Today I'm answering some of your career and job questions with my friend Cathryn Weems on the Trust in Tech podcast. Listen to the whole episode, or read one question transcribed below (lightly edited for clarity and brevity).

Question: What are some good ways to talk about operational experience in job interviews?

Cathryn: I would talk about your performance in general. Saying that you're a strong performer is, if that's true, that's fine. But if you can phrase it differently, in terms of that you are consistently in the top 5 % or the top 25 % of the team for volume of cases, or the accuracy metrics from QA, that at least gives some context for the person you're talking to who doesn't know you or your team at all.

I would also talk about if you've ever handled a crisis or handled a project and you can talk about something related to that from an operational sense. And then if you notice through your operational work that there was a trend, either positive or negative, that you hopefully took some initiative about. And if, in the best case scenario, hopefully you were successful in doing something positive, or having a positive impact with whatever trend or issue that you noticed and took initiative. But even if you just flagged something to management, that shows that you were paying attention to not just the specific case or report that you were handling, but the larger trend of what you're seeing.

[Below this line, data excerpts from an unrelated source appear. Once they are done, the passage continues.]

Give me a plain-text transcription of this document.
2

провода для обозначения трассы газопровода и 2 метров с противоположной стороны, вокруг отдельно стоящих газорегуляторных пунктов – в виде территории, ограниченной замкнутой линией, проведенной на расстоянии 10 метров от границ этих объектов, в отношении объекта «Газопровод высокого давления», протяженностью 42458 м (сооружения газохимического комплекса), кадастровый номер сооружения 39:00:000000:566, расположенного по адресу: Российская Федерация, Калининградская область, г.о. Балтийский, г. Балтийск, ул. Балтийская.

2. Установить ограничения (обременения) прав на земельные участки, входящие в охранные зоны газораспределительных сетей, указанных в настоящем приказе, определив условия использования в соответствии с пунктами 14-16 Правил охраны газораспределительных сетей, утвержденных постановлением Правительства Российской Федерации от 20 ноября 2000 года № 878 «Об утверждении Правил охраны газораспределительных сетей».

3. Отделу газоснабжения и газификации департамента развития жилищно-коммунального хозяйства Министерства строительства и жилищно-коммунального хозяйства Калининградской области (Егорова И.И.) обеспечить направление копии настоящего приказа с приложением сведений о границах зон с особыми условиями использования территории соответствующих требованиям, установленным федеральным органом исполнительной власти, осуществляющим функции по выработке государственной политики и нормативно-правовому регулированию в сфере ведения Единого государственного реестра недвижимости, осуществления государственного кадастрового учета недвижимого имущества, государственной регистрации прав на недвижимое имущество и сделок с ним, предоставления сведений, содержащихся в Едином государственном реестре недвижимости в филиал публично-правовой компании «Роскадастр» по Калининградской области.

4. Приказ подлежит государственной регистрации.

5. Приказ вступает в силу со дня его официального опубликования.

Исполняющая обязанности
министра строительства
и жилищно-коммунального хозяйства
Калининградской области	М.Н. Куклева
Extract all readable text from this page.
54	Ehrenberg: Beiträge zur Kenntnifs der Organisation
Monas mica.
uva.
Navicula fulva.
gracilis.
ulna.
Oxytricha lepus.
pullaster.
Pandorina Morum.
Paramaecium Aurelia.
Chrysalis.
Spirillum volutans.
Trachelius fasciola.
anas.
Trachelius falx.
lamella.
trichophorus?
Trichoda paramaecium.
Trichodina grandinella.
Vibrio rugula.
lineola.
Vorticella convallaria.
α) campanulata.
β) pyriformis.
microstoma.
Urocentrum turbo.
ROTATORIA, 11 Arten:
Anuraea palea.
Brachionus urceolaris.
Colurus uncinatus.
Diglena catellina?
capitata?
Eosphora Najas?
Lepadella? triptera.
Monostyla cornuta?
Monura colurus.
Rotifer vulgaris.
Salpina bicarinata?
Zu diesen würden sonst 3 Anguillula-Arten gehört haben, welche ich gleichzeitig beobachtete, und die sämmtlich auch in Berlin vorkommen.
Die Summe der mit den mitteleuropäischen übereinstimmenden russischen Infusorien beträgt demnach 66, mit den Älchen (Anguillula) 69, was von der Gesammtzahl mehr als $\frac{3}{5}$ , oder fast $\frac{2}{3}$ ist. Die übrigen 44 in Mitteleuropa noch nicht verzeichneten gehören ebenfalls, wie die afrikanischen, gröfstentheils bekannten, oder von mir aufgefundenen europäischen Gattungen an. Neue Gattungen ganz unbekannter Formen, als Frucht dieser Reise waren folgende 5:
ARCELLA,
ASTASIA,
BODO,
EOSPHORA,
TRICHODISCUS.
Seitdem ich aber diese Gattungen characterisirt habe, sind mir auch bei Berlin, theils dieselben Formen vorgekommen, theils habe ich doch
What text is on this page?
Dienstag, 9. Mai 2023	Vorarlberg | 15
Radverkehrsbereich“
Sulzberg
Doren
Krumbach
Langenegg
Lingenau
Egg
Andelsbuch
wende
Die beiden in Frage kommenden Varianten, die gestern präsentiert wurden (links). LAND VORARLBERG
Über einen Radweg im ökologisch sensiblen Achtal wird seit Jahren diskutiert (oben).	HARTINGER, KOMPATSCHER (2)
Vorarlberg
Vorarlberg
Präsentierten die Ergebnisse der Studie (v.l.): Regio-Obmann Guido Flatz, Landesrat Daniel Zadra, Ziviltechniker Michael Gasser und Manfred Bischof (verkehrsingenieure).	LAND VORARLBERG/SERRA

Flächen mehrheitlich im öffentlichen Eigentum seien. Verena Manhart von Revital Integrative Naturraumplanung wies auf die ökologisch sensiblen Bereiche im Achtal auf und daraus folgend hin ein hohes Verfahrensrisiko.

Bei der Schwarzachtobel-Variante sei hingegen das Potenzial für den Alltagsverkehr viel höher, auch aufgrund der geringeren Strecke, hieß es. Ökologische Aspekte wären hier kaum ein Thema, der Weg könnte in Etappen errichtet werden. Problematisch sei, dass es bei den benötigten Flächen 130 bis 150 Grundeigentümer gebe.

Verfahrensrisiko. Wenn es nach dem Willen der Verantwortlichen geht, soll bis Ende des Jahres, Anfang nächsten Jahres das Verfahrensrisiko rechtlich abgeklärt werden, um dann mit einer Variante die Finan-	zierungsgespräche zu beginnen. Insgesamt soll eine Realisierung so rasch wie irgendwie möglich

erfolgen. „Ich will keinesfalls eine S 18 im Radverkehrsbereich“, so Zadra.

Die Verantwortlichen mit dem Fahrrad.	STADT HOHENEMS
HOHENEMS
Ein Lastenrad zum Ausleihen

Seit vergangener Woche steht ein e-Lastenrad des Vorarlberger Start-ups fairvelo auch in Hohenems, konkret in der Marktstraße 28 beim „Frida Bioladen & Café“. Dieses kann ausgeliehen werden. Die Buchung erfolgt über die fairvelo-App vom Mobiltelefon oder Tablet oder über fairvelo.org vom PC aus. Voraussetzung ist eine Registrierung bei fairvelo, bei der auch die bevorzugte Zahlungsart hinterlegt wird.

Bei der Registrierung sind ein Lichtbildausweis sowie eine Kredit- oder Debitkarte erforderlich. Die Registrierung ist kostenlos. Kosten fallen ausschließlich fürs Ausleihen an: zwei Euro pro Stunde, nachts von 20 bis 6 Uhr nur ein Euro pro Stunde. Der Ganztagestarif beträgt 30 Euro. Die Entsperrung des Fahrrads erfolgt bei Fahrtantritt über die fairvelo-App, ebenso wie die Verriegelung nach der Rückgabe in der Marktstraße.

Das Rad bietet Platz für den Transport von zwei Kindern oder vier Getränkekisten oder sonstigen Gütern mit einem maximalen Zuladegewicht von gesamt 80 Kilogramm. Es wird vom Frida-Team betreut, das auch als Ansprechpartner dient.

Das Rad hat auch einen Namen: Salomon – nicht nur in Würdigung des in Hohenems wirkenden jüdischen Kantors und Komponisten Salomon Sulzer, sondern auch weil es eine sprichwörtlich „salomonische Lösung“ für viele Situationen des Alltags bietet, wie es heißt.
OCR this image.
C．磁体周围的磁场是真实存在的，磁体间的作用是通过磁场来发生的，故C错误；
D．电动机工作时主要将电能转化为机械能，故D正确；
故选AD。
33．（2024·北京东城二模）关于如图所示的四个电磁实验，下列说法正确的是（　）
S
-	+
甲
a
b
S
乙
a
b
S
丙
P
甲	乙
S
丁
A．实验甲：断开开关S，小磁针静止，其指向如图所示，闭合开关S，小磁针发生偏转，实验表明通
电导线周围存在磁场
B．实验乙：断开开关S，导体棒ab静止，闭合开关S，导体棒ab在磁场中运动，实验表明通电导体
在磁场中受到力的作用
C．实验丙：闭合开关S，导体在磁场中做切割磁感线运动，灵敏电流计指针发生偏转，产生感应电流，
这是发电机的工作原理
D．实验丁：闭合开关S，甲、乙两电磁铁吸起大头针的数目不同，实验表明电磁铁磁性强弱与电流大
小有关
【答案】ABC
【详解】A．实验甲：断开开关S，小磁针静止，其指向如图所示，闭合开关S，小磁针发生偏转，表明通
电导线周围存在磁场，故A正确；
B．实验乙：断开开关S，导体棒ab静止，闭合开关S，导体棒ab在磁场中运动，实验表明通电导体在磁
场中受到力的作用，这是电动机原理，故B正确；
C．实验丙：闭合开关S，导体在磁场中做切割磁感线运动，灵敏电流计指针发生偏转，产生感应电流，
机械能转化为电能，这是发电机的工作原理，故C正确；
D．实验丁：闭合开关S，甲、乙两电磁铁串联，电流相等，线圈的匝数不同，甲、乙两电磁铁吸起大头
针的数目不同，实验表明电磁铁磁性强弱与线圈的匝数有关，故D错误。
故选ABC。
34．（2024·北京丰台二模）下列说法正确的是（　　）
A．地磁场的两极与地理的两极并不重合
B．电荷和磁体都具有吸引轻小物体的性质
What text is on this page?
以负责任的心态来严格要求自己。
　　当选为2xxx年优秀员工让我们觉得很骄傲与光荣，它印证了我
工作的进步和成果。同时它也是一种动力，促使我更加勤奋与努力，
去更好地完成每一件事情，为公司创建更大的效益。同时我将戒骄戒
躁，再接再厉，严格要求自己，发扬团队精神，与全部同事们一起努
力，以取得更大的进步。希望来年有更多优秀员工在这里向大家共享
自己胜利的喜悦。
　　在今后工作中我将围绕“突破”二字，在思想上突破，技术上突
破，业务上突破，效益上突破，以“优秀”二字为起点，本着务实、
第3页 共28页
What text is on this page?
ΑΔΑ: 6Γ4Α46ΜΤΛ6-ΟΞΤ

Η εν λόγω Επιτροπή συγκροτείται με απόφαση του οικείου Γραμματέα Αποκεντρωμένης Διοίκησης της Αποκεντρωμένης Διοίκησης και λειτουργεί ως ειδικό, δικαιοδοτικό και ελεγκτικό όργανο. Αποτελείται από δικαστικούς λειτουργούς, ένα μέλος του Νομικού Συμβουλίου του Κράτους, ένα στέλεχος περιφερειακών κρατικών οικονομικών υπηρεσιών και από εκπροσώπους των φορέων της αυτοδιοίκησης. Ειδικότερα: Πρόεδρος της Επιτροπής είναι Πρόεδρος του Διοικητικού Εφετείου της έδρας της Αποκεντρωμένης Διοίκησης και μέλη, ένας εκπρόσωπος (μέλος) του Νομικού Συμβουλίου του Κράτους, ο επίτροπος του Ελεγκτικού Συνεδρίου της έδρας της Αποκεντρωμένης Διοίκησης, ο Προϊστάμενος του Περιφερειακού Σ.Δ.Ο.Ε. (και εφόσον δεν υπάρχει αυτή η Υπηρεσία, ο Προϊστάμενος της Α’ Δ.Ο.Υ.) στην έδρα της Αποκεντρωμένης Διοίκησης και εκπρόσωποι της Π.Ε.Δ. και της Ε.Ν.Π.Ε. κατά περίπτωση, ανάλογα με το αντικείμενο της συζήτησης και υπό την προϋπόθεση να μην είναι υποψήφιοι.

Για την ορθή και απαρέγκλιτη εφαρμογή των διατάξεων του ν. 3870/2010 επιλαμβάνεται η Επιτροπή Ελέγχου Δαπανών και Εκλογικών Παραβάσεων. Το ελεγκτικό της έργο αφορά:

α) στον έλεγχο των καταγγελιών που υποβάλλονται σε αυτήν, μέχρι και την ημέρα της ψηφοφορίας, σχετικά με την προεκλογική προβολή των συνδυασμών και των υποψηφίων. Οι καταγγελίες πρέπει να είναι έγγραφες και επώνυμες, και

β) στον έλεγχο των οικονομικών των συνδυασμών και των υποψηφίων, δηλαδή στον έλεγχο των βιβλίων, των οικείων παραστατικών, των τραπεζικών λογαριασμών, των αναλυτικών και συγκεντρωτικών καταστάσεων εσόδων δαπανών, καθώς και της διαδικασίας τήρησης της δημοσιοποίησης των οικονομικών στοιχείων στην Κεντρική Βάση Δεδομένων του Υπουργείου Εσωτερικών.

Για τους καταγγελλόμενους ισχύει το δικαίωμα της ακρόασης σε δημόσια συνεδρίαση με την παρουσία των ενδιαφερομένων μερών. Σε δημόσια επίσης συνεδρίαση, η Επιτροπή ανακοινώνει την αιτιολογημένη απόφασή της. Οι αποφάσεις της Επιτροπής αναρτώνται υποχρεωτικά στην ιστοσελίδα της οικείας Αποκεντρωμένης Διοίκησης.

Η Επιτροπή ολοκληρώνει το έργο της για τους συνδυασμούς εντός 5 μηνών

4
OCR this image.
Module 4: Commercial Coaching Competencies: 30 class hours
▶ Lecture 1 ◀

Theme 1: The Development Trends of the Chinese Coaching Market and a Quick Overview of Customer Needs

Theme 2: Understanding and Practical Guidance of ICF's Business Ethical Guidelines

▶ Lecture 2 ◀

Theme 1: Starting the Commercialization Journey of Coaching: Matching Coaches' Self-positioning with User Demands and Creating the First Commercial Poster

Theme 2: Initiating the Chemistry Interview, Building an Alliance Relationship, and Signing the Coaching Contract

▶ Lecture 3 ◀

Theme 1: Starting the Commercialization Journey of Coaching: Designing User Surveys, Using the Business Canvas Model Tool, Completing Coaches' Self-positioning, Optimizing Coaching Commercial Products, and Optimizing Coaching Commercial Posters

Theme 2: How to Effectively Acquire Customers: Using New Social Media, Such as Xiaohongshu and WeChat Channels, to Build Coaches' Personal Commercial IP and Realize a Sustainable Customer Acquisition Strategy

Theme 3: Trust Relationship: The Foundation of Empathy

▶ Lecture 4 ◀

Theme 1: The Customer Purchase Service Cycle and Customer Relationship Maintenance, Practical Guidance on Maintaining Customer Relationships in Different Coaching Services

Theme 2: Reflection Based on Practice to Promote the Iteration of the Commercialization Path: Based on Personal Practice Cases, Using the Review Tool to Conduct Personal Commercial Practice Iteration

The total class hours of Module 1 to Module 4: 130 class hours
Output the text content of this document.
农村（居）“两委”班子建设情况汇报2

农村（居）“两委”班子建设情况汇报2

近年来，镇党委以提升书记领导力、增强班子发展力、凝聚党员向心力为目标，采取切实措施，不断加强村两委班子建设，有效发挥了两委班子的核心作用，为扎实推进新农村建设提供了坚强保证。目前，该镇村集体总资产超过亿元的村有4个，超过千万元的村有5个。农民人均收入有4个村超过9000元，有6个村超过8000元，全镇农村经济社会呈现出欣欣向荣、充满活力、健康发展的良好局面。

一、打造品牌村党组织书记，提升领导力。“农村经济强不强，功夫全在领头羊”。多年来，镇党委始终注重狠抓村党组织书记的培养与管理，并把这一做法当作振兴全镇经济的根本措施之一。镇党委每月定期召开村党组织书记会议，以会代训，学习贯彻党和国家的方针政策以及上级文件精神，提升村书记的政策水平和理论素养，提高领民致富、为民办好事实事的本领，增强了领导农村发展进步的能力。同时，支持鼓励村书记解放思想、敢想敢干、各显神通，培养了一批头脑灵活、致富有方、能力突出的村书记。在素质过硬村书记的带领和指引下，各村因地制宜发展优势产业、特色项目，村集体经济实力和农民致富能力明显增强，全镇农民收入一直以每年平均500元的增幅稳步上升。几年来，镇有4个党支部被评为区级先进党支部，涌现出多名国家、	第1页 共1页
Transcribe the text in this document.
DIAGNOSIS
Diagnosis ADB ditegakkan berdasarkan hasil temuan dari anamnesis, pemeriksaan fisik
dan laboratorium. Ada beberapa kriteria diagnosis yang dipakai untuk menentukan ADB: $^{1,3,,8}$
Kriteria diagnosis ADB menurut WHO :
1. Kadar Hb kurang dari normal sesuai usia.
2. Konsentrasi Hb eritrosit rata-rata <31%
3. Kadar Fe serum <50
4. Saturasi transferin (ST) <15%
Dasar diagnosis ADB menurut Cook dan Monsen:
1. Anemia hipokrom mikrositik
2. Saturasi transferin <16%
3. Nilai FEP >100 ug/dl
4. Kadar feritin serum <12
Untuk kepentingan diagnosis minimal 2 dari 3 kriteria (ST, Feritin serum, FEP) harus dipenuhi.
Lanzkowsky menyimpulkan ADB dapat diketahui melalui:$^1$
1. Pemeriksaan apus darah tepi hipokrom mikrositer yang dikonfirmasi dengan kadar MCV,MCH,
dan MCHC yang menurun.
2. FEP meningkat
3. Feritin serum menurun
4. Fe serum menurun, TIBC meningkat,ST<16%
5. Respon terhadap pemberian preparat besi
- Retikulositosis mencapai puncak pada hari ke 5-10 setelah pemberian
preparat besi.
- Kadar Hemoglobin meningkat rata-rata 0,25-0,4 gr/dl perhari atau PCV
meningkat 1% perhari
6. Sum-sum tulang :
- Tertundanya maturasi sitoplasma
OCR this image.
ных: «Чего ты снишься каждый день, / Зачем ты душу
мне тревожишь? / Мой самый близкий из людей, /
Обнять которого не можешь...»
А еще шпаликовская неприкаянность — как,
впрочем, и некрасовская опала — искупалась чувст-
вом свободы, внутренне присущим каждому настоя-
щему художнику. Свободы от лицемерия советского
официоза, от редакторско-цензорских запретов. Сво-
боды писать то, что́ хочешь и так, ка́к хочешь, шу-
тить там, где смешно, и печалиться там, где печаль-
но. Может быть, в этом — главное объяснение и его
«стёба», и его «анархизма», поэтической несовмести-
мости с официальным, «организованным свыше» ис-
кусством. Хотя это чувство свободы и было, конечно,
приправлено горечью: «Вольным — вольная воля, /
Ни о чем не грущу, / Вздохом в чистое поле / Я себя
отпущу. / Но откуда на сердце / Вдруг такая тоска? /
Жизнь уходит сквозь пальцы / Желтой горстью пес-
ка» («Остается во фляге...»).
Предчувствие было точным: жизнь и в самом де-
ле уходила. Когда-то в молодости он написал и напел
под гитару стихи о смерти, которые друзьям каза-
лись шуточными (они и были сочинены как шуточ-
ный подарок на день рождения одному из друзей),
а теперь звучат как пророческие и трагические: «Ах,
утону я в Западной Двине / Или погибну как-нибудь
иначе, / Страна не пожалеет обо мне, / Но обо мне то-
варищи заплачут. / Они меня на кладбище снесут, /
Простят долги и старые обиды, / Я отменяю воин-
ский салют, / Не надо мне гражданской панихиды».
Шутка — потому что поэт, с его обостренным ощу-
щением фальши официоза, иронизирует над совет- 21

If you're doing operational work, whether it's content moderation or handling copyright complaints, sometimes it can get monotonous because you're doing the same task on each case, even though the specifics of each case are different and they need to be handled with the appropriate care and attention. Because, for that one user or reporter, it's the only time they've ever reached out to your company potentially or had an interaction with your company. If you can talk about how you are able to see each case for its individual merits versus just seeing them as my 100th case that I've done this day, that would be interesting for an interviewer to hear.

The other thing that I'm looking for in any T&S role when I interview is how the person has handled some of the inevitable wellness/ mental health related components of doing an operational trust and safety role, because either you could be looking at a lot of visually disturbing content or not positive speech that people are having with each other. That can be really, really exhausting to handle and moderate. So anything you can share about how you handle your own mental health and wellness and how you're resilient in those kinds of operational roles, I think that's really, really key to hearing in an interview.

If you've had any experience with training new people or more junior employees, I think that's always good to hear because that inherently shows that you've had some level of skill for that team or department. I think that can show some level of proficiency and decent performance. What am I missing Alice? What else would people want to share?

Alice: That was really good. I would add change management. Like, how you adapt to new policy rollouts, how you switch up your workflow with new tools, how you remember new requirements, how you stay organised. If you're working in a queue, then obviously that organisation is done for you, but maybe there's other things that you can speak to, like taking notes in team meetings or keeping track of your accomplishments, or how you remember new policies, things like that. I found a lot of the time for more experienced moderators, the content itself, people get used to at a certain point, but the change management is often what can get really stressful and difficult. And so people who are able to adapt to new tools, new policies, new workflow with grace under pressure are the ones who do really well. So that's another thing that I would add.

Cathryn: That's a great point. I've seen that for sure. It's a key skill to be flexible, especially in the world that we live that we live in working, right? One of the key skills, I think, is adaptability or flexibility because our world changes sometimes drastically and sometimes overnight based on events outside of our control– and even outside of the company's control, potentially. I think that that is a really good skill in any in any situation.